Molecular characterization of the monoclonal antibodies composing ZMAb: a protective cocktail against Ebola virus

Abstract

Ebola virus (EBOV) causes severe viral hemorrhagic fever in humans and non-human primates, with a case fatality rate of up to 88% in human outbreaks. Over the past 3 years, monoclonal antibody (mAb) cocktails have demonstrated high efficacy as treatments against EBOV infection. One such cocktail is ZMAb, which consists of three mouse antibodies, 1H3, 2G4, and 4G7. Here, we present the epitope binding properties of mAbs 1H3, 2G4, and 4G7. We showed that these antibodies have different variable region sequences, suggesting that the individual mAbs are not clonally related. All three antibodies were found to neutralize EBOV variant Mayinga. Additionally, 2G4 and 4G7 were shown to cross-inhibit each other in vitro and select for an escape mutation at the same position on the EBOV glycoprotein (GP), at amino acid 508. 1H3 selects an escape mutant at amino acid 273 on EBOV GP. Surface plasmon resonance studies showed that all three antibodies have dissociation constants on the order of 10(-7). In combination with previous studies evaluating the binding sites of other protective antibodies, our results suggest that antibodies targeting the GP1-GP2 interface and the glycan cap are often selected as efficacious antibodies for post-exposure interventions against EBOV.
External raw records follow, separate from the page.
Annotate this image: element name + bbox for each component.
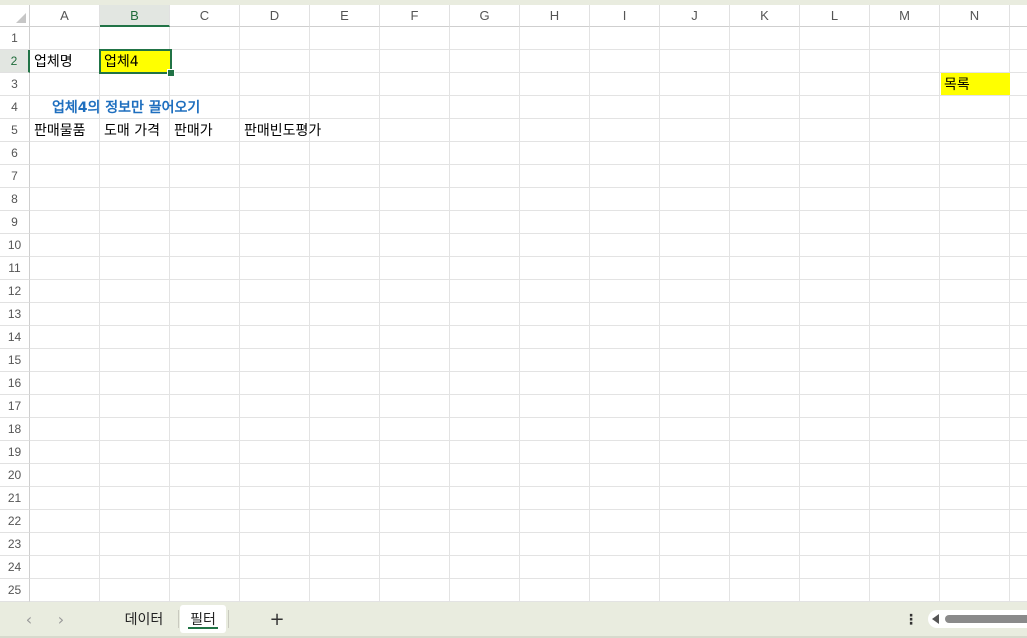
row-header-6[interactable]: 6 [0,142,30,165]
tab-separator [228,610,229,628]
row-header-15[interactable]: 15 [0,349,30,372]
column-gridline [659,27,660,602]
column-header-j[interactable]: J [660,5,730,27]
column-gridline [939,27,940,602]
row-gridline [30,463,1027,464]
column-header-f[interactable]: F [380,5,450,27]
column-header-g[interactable]: G [450,5,520,27]
cell-c5[interactable]: 판매가 [171,119,240,141]
corner-triangle-icon [16,13,26,23]
sheet-tab-bar: ‹ › 데이터 필터 + ⋮ [0,602,1027,636]
column-header-b[interactable]: B [100,5,170,27]
row-gridline [30,509,1027,510]
column-gridline [869,27,870,602]
row-header-23[interactable]: 23 [0,533,30,556]
column-header-d[interactable]: D [240,5,310,27]
row-gridline [30,532,1027,533]
row-gridline [30,302,1027,303]
row-header-22[interactable]: 22 [0,510,30,533]
cell-a2[interactable]: 업체명 [31,50,100,72]
row-gridline [30,440,1027,441]
active-tab-underline [188,627,218,629]
row-gridline [30,417,1027,418]
row-header-7[interactable]: 7 [0,165,30,188]
row-gridline [30,233,1027,234]
column-header-i[interactable]: I [590,5,660,27]
column-header-k[interactable]: K [730,5,800,27]
row-header-13[interactable]: 13 [0,303,30,326]
column-header-overflow [1010,5,1027,27]
add-sheet-button[interactable]: + [266,607,288,631]
row-gridline [30,394,1027,395]
row-header-16[interactable]: 16 [0,372,30,395]
cell-d5[interactable]: 판매빈도평가 [241,119,361,141]
column-gridline [1009,27,1010,602]
row-gridline [30,210,1027,211]
more-options-icon[interactable]: ⋮ [904,609,918,631]
row-header-3[interactable]: 3 [0,73,30,96]
fill-handle[interactable] [167,69,175,77]
scrollbar-thumb[interactable] [945,615,1027,623]
row-header-20[interactable]: 20 [0,464,30,487]
row-gridline [30,141,1027,142]
row-gridline [30,49,1027,50]
column-header-n[interactable]: N [940,5,1010,27]
row-header-8[interactable]: 8 [0,188,30,211]
column-header-l[interactable]: L [800,5,870,27]
column-header-h[interactable]: H [520,5,590,27]
prev-sheet-button[interactable]: ‹ [18,608,40,630]
row-header-4[interactable]: 4 [0,96,30,119]
column-gridline [729,27,730,602]
sheet-tab-label: 데이터 [124,612,164,628]
row-header-18[interactable]: 18 [0,418,30,441]
row-header-21[interactable]: 21 [0,487,30,510]
sheet-tab-filter[interactable]: 필터 [180,605,226,633]
row-gridline [30,555,1027,556]
row-header-9[interactable]: 9 [0,211,30,234]
row-header-5[interactable]: 5 [0,119,30,142]
sheet-tab-data[interactable]: 데이터 [112,605,176,633]
row-header-25[interactable]: 25 [0,579,30,602]
row-gridline [30,256,1027,257]
column-gridline [519,27,520,602]
row-header-1[interactable]: 1 [0,27,30,50]
row-gridline [30,371,1027,372]
column-gridline [589,27,590,602]
column-header-a[interactable]: A [30,5,100,27]
row-gridline [30,325,1027,326]
spreadsheet-grid[interactable]: ABCDEFGHIJKLMN 1 2 3 4 5 6 7 8 9 10 11 12 13 14 15 16 17… [0,5,1027,602]
column-gridline [799,27,800,602]
row-gridline [30,279,1027,280]
row-gridline [30,348,1027,349]
column-header-m[interactable]: M [870,5,940,27]
row-header-2[interactable]: 2 [0,50,30,73]
row-header-11[interactable]: 11 [0,257,30,280]
row-header-17[interactable]: 17 [0,395,30,418]
row-header-14[interactable]: 14 [0,326,30,349]
column-header-c[interactable]: C [170,5,240,27]
cell-a4-title[interactable]: 업체4의 정보만 끌어오기 [49,96,349,118]
cell-n3[interactable]: 목록 [941,73,1010,95]
scroll-left-icon[interactable] [932,614,939,624]
row-gridline [30,187,1027,188]
row-gridline [30,486,1027,487]
cell-b2[interactable]: 업체4 [101,50,170,72]
row-gridline [30,578,1027,579]
horizontal-scrollbar[interactable] [928,610,1027,628]
row-header-24[interactable]: 24 [0,556,30,579]
column-gridline [379,27,380,602]
column-header-e[interactable]: E [310,5,380,27]
select-all-corner[interactable] [0,5,30,27]
tab-separator [178,610,179,628]
sheet-tab-label: 필터 [190,612,216,628]
column-gridline [449,27,450,602]
row-gridline [30,164,1027,165]
row-header-19[interactable]: 19 [0,441,30,464]
row-header-10[interactable]: 10 [0,234,30,257]
row-gridline [30,72,1027,73]
cell-b5[interactable]: 도매 가격 [101,119,170,141]
cell-a5[interactable]: 판매물품 [31,119,100,141]
next-sheet-button[interactable]: › [50,608,72,630]
row-header-12[interactable]: 12 [0,280,30,303]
Figure 1. Alignment of the amino acid sequence of the variable regions of the three monoclonal antibodies.

The antibodies were sequenced using a nested PCR protocol. The amino acid sequences were analyzed using DomainGapAlign to identify the position of the complementarity determining regions (CDRs). (A) Amino acid sequences of the heavy chain variable regions. (B) Amino acid sequences of the light chain variable regions.

Figure 2. Measurement of the affinity of each mAb for the EBOV glycoprotein (GP).

The antibodies were fixed on the BIAcore chip and the specified concentrations of EBOV GPΔTM were run. Measurements for (A) 1H3, (B) 2G4, and (C) 4G7. Fitted Langmuir model for (D) 1H3, (E) 2G4, and (F) 4G7.

Figure 3. Neutralizing activity of the three antibodies.

(A) Neutralization of of VSVΔG-EBOVGP-eGFP by fluorescent plaque counting. (B) Neutralization of EBOV/May-eGFP by fluorescent plaque counting. The results are expressed as normalized plaque count, where 100% was set to incubation of cells with virus only, i.e. in absence of mAbs.

Figure 4. Escape mutants to the monoclonal antibodies 1H3, 2G4, and 4G7.

VSVΔG-EBOVGP was passaged three times in the presence of either of the monoclonal antibodies. The EBOV GP gene was then sequenced by Sanger sequencing and aligned to that of the original virus (sequenced in parallel). (A) Alignment of the nucleotide sequences showing the three escape mutations at positions 822 (1H3), 1523 (2G4), and 1524 (4G7). (B) Alignment of the amino acid sequences showing the three escape mutations at positions 274 (1H3), and 508 (2G4 and 4G7).

Figure 5. Binding sites of the monoclonal antibodies 1H3, 2G4, and 4G7.

(A) Representation of the position of the escape mutations on the EBOV GP structure (based on PDB# 3CSY) from 5 different angles. The escape mutation to 1H3 (aa 273) is identified in blue. The escape mutation site for 2G4 and 4G7 (aa 508) is identified in red. The monomer where the two amino acids are identified is light gray and the other two monomers are light blue and light orange. The dark gray amino acids (only identified on the light gray monomer) were the amino acids with the top 20% antigenicity score calculated by the Epitopia server. (B) Representation of the position of escape mutations (arrows) and suspected binding sites (lines) on a linear map of GP. The putative binding sites are based on escape mutation data and data from previous publications.